The General Assembly is currently considering a bill that essentially codifies the Fatality Review Board (FRB) created by Executive Order 25. The bill constitutes the FRB with the following six members: (1) the OPA director; (2) the chief state's attorney; (3) and four members the governor appoints, one law enforcement professional with a forensic investigations background, one mental retardation professional, and two medical professionals. The DMR commissioner or his designee serves as a nonvoting liaison to the FRB. The OPA director chairs the board and can assign agency staff and hire experts to help it investigate. Executive Order 25 already requires this composition and respective roles for agency heads.

In addition to its mandate under the executive order to review referrals from OPA, the bill allows the FRB to investigate deaths of people for whom DMR has direct or oversight responsibility for medical care and whose deaths it believes were caused by abuse or neglect. Paralleling the executive order, it requires DMR, whenever someone for whom it has such responsibility dies, to report the death promptly to OPA, regardless of whether abuse or neglect is suspected. To facilitate prompt investigations of untimely deaths, the bill allows the OPA director to refer cases to the FRB before the IMRB finishes its review of medical care and other circumstances surrounding DMR client deaths. This authority already exists in the executive order.

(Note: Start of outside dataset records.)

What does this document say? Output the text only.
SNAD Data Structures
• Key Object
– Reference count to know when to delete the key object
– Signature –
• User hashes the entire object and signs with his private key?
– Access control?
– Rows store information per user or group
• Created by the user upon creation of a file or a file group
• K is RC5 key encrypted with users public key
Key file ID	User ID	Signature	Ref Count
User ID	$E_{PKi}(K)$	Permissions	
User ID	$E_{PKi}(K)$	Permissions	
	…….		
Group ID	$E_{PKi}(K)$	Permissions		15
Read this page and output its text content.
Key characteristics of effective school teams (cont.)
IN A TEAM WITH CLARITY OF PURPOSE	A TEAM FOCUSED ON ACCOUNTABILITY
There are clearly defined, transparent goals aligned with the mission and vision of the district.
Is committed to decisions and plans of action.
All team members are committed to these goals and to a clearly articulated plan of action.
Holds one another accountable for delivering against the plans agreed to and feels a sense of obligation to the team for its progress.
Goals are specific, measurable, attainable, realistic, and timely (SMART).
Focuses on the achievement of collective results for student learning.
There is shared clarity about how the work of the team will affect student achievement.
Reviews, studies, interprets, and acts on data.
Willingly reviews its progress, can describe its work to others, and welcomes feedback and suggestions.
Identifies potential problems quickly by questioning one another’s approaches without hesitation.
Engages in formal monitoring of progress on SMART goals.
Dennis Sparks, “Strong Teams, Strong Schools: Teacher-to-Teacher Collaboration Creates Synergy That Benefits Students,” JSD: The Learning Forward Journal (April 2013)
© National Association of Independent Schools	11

The bill also requires the Department of Mental Health and Addiction Service (DMHAS) promptly to report to OPA the death of anyone (1) who has a psychiatric disability, substance abuse disability, or both and (2) for whom DMHAS has direct or oversight responsibility for medical care and treatment because he is receiving inpatient treatment at a state-operated or –funded hospital.

Finally, the bill requires the FRB to report annually on its investigations beginning February 1, 2007 to the governor and the Human Services and Public Health committees. Executive Order 25 requires annual reports to the governor and Public Health committees.